We measured preamplifier decoupling of a given loop with all other loops detuned. Preamplifier decoupling was measured as the change in S21, while the coil output coaxial cable was terminated with two different match conditions (30): first, with a powered preamplifier (low impedance termination) and second, with a power matched source impedance (i.e. 50 Ω). For each loop in turn, the bias voltage was turned off to measure preamplifier decoupling.

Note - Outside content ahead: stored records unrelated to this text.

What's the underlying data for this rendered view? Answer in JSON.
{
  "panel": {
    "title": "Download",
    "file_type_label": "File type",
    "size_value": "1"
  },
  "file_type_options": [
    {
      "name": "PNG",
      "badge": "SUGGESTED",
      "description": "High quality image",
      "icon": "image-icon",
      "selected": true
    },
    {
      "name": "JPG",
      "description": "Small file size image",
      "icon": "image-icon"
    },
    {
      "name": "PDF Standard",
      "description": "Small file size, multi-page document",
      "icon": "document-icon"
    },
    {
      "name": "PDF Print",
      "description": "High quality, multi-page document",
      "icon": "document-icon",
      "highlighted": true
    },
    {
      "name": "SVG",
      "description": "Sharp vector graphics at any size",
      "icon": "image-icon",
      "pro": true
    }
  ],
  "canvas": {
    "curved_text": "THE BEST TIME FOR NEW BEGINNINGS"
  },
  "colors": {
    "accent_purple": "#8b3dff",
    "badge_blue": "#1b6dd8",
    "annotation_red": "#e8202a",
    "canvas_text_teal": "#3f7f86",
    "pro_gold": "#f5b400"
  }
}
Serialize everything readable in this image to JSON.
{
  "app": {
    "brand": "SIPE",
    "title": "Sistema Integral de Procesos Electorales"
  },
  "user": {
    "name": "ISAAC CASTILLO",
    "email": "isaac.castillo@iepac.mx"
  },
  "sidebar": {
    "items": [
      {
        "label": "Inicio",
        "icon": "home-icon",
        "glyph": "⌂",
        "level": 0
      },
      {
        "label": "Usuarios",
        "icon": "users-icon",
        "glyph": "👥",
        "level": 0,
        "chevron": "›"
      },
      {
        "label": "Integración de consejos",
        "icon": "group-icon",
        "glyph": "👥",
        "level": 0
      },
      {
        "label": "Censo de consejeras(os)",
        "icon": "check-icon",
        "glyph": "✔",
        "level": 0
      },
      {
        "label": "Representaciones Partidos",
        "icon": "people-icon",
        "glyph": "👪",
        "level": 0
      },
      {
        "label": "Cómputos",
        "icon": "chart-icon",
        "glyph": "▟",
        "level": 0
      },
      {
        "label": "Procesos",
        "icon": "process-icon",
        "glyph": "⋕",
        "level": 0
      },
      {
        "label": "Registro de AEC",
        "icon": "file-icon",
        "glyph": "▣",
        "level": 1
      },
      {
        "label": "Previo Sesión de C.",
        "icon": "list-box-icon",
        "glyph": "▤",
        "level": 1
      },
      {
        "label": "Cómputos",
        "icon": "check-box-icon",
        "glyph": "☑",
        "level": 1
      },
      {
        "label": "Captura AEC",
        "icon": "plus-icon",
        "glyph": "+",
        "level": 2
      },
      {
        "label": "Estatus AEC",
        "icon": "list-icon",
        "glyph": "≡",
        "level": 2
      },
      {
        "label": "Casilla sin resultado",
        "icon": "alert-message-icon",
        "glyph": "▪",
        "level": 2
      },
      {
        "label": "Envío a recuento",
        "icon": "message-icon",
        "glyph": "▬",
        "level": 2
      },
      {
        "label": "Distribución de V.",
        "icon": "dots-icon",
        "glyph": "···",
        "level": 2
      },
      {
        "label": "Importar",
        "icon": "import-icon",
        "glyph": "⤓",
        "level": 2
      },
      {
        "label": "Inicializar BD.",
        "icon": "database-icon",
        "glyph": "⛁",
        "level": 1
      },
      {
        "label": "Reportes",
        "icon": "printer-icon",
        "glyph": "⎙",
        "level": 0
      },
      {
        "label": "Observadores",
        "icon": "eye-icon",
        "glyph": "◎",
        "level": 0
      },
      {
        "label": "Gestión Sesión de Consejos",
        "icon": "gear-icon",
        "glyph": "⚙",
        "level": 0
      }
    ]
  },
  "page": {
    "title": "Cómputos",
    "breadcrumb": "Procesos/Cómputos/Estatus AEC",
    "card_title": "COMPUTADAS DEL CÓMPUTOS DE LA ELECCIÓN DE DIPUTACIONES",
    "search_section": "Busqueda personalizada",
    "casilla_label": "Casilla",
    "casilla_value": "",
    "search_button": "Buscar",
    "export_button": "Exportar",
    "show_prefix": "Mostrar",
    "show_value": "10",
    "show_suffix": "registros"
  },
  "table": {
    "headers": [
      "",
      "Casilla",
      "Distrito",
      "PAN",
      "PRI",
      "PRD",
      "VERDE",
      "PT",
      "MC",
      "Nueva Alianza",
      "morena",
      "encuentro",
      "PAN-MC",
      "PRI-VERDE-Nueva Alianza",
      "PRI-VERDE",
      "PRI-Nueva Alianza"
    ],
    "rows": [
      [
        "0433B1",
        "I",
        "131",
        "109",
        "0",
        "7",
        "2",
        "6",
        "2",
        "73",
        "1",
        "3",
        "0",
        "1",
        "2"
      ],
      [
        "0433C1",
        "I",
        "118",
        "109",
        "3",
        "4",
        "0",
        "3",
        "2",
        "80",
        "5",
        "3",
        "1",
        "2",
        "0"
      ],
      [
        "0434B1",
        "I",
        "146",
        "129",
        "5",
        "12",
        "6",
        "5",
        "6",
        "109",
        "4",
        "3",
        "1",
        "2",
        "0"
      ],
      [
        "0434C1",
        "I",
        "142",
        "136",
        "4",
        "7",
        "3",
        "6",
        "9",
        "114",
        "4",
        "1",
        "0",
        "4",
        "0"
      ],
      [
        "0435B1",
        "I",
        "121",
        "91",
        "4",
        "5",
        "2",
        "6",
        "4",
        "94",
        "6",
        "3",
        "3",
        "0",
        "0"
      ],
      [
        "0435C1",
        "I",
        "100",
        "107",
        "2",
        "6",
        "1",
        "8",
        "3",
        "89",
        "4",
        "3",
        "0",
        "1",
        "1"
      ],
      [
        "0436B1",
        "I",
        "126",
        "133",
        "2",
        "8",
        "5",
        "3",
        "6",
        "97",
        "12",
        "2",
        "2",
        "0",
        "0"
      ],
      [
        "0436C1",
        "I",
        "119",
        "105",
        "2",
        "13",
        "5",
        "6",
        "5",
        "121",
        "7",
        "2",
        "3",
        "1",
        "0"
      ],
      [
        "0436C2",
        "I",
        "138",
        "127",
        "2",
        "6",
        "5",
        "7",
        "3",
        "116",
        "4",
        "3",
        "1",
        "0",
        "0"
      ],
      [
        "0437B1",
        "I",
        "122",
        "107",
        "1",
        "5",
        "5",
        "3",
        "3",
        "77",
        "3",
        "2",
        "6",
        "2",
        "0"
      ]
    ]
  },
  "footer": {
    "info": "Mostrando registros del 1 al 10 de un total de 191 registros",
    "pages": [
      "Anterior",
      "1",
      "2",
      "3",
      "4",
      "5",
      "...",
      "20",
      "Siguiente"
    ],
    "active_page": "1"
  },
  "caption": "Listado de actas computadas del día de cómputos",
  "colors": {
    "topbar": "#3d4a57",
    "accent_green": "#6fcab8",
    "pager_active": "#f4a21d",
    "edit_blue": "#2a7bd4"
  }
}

For the scanner setup with the BrainPET insert, a commercially available PET-optimized local transmit coil (Siemens AG, Healthcare Sector, Erlangen, Germany) encloses the 31-channel Rx. Due to the close proximity of the two coils, we observed both a shift and a split in resonant frequency for the transmit coil when the detuned array coil was placed inside the birdcage. This was attributed to residual coupling between the two coils and we had to carefully retune and restore circularly polarized symmetry of the transmit coil. This would be a lesser issue in whole body PET/MR applications, where the body Tx is located further away from the Rx array.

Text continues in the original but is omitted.